Targeting CDH17 with ADCs has become a popular industry strategy, with the recent AACR conference profiling several such assets, and OncologyPipeline revealing numerous others in development. CM518D1 appears to be a new entrant to the biopharma pipeline.

Among bispecific Car-T players there's a three-horse race between CD19 x CD20 assets from Lyell, Johnson & Johnson and Gilead, all hoping for better durability, thanks to relapse avoidance, than monospecific incumbents. Now these are being joined by JW's JWCAR239, which is similarly to be tested in relapsed-refractory lymphoma patients who are naive to Car-T therapy.

Car-T novelty

That's all very well, but CD19 and CD20 are hardly new Car-T targets. The special mention for novelty goes to HLTX-001, a first-in-human Car in development at the private Australian biotech Myrio. HLTX-001 targets PHOX2B, an antigen with no industry competition, according to OncologyPipeline.

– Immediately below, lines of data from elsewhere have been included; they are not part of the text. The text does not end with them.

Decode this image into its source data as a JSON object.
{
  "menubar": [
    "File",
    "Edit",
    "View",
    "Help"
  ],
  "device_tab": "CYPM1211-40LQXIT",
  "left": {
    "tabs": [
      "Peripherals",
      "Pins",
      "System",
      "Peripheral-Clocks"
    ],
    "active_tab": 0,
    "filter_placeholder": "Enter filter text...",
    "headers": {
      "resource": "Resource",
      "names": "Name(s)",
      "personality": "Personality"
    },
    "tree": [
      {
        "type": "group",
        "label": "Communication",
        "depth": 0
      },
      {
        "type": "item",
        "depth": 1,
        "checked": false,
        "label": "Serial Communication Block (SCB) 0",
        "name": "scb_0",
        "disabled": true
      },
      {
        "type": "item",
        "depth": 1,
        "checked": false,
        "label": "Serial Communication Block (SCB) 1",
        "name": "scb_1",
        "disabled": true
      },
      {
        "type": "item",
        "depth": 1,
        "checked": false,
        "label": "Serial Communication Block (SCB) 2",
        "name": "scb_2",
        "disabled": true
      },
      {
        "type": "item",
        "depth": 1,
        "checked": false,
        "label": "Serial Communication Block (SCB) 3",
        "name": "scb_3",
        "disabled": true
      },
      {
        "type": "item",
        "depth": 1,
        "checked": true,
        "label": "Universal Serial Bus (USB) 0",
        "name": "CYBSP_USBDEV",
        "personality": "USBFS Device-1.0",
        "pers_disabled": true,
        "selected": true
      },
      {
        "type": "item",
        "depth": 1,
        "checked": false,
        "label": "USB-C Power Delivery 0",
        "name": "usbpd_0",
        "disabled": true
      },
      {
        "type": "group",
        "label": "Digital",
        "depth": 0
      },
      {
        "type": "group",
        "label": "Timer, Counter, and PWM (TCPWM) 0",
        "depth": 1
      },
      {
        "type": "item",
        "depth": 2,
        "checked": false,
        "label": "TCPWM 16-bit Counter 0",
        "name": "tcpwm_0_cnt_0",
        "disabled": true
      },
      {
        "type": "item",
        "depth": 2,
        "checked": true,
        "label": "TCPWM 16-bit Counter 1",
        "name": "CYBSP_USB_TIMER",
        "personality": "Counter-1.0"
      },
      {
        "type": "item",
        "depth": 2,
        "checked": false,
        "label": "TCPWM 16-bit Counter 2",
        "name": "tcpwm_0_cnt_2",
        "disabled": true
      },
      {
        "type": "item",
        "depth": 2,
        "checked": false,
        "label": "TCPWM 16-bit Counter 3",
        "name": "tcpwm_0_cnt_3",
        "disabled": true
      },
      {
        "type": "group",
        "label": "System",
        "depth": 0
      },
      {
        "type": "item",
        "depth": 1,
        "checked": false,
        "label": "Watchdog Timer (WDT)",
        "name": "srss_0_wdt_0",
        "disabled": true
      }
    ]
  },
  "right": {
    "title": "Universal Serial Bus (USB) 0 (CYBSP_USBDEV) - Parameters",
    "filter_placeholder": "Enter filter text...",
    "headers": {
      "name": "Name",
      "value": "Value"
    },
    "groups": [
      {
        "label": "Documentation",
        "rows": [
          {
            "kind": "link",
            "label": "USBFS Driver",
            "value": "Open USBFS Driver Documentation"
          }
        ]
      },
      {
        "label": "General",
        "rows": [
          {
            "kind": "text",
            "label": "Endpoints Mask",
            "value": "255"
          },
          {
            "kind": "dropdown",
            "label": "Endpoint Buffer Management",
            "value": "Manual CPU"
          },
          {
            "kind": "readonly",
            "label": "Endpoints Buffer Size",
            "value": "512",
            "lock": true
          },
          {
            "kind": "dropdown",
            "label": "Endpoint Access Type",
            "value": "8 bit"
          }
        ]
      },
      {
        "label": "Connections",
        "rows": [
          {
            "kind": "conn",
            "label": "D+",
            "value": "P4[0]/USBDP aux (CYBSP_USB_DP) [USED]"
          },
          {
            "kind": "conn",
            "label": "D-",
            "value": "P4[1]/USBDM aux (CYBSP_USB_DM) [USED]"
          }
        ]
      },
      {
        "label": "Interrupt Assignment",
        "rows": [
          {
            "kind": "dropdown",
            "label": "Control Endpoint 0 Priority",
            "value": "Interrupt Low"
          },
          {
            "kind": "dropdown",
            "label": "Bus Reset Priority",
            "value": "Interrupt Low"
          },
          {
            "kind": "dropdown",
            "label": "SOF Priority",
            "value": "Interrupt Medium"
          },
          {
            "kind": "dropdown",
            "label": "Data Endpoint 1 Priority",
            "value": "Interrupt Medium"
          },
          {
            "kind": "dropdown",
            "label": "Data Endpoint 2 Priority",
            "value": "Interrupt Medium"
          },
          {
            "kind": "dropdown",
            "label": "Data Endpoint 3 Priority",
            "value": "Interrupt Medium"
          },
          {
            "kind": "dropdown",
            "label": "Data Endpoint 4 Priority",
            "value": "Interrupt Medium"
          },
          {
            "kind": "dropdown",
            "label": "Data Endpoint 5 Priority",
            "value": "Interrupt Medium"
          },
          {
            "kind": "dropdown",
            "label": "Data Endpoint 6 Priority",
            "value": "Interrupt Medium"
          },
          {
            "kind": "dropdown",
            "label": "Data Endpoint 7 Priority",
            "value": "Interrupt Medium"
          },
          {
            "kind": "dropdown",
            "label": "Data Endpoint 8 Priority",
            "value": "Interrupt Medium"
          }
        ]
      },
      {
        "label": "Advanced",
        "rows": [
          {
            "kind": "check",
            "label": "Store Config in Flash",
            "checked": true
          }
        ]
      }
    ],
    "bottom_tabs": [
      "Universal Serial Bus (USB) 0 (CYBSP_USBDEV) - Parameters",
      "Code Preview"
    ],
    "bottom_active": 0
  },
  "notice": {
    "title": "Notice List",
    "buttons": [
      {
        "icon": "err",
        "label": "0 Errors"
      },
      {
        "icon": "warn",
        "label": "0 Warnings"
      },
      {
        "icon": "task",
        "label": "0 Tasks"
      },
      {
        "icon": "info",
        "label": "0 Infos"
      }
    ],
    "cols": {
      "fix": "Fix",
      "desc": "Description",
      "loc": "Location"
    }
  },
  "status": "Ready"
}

Not only that, but PHOX2B is an intracellular protein, meaning that it's presented on the cell surface on MHC (major histocompatibility complex) proteins, and thus inaccessible to typical Car-T constructs, which target extracellular antigens like CD19. The fact HLTX-001 and other Myrio constructs are able to target MHC-presented proteins explains their restriction to certain HLA subtypes.

It's not clear yet whether designing a Car to achieve this might be better than doing so via an HLA-restricted engineered T-cell receptor. However, Myrio, in collaboration with the Children's Hospital of Philadelphia spinout Hula Therapeutics, claims to have "broken" such restriction, designing binding regions able to interact with numerous HLAs.

Indeed, the phase 1 study of HLTX-001 enrols patients with any one of 21 HLA-A*024 alleles.